Sayang, Azman belum menjelaskan lebih detil soal ini. Penjelasannya akan diberikan pada 7 Januari tahun depan.
"Rinciannya 7 Januari. tanggapannya kita exercise bicarakan lanjut. Kita ngundang Jiwasraya, deputi BUMN dari hasil itu disampaikan ke menteri," terangnya.

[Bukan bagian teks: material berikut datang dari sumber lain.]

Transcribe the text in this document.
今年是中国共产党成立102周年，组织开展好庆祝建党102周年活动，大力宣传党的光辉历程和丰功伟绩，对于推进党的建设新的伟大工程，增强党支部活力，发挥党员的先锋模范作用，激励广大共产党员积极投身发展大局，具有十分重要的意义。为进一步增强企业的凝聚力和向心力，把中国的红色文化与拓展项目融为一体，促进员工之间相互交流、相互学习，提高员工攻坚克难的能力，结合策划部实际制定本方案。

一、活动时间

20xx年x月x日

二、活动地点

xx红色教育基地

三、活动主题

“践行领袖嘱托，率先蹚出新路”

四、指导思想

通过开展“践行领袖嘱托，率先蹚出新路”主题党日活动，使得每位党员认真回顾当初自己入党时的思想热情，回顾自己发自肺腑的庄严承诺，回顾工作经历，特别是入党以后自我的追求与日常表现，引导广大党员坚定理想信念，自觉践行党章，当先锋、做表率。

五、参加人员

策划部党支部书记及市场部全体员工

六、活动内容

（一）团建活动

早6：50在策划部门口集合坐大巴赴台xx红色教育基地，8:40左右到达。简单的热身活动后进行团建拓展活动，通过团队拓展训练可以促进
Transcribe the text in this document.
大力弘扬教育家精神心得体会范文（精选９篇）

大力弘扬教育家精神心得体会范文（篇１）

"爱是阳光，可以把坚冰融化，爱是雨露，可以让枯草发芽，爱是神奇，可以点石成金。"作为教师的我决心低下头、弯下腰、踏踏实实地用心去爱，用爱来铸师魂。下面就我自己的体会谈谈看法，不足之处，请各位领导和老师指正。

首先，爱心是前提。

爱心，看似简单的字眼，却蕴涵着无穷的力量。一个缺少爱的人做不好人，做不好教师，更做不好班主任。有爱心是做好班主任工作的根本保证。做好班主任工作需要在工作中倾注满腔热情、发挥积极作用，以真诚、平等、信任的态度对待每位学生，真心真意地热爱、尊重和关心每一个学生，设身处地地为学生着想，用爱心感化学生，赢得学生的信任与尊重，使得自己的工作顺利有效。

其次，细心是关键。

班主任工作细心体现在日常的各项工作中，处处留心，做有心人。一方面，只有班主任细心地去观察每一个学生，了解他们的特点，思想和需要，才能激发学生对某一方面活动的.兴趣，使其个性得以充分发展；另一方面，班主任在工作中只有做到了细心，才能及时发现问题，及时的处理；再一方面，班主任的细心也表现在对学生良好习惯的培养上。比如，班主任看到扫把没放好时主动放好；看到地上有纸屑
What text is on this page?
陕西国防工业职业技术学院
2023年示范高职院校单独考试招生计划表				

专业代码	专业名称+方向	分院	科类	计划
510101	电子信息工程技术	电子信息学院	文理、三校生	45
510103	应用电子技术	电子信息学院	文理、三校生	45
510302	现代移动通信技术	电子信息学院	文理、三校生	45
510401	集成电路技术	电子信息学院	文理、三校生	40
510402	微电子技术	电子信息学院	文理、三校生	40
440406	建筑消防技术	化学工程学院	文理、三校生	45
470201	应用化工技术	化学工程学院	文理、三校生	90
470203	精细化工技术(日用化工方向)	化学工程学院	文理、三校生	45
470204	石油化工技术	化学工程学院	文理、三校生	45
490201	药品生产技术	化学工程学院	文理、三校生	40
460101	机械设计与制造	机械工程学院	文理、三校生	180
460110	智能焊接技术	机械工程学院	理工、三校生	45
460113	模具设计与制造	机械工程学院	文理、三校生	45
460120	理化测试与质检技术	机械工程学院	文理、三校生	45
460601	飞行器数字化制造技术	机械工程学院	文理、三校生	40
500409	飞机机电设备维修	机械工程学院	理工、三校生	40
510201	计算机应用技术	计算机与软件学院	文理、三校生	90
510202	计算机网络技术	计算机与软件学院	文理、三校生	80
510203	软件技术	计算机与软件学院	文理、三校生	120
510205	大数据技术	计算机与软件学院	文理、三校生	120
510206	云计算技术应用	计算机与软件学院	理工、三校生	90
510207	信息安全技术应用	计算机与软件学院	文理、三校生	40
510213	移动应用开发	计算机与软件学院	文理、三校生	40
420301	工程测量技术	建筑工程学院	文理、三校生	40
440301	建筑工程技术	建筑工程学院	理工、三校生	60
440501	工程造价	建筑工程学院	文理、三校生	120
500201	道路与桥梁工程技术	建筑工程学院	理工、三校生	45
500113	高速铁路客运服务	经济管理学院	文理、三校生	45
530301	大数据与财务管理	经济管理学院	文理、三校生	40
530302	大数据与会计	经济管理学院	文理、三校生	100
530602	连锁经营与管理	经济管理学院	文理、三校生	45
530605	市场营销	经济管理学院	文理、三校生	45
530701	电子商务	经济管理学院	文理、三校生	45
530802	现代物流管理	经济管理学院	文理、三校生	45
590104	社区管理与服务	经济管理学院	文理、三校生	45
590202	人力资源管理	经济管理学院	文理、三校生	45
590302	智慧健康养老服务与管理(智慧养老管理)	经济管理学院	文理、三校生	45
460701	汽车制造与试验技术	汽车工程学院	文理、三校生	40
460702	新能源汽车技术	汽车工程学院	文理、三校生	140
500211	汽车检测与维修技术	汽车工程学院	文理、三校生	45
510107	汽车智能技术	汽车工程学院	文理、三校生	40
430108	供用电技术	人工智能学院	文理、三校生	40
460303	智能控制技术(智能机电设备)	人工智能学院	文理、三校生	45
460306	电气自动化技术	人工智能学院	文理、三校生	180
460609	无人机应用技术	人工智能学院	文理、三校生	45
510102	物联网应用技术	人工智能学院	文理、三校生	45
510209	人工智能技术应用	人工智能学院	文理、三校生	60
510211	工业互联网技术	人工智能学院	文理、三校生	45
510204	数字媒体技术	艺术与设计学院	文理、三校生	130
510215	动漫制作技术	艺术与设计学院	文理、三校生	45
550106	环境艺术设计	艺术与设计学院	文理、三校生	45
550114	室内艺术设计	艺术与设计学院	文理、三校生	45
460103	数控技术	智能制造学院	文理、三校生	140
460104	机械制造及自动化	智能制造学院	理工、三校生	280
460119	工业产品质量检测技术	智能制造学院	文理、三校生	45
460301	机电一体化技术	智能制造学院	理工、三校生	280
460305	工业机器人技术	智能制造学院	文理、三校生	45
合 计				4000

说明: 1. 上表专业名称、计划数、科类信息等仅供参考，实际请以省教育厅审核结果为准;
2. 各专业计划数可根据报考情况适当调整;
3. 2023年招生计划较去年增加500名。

Manajemen baru Jiwasraya yang ditujuk 18 Mei 2018, dipimpin Asmawi Syam melihat ada permasalah pada produk ini dan melihat ada ketidakberesan dalam laporan keuangan.
Manajemen pun meminta dilakukan audit ulang dengan menunjuk PricewaterhouseCoopers (PwC) sebagai KAP. Dari hasil audit tersebut terjadi revisi laporan keuangan. Laba bersih Jiwasaraya tahun 2017 turun dari semula Rp 2,4 triliun menjadi Rp 360 miliar.(cnbcindonesiacom)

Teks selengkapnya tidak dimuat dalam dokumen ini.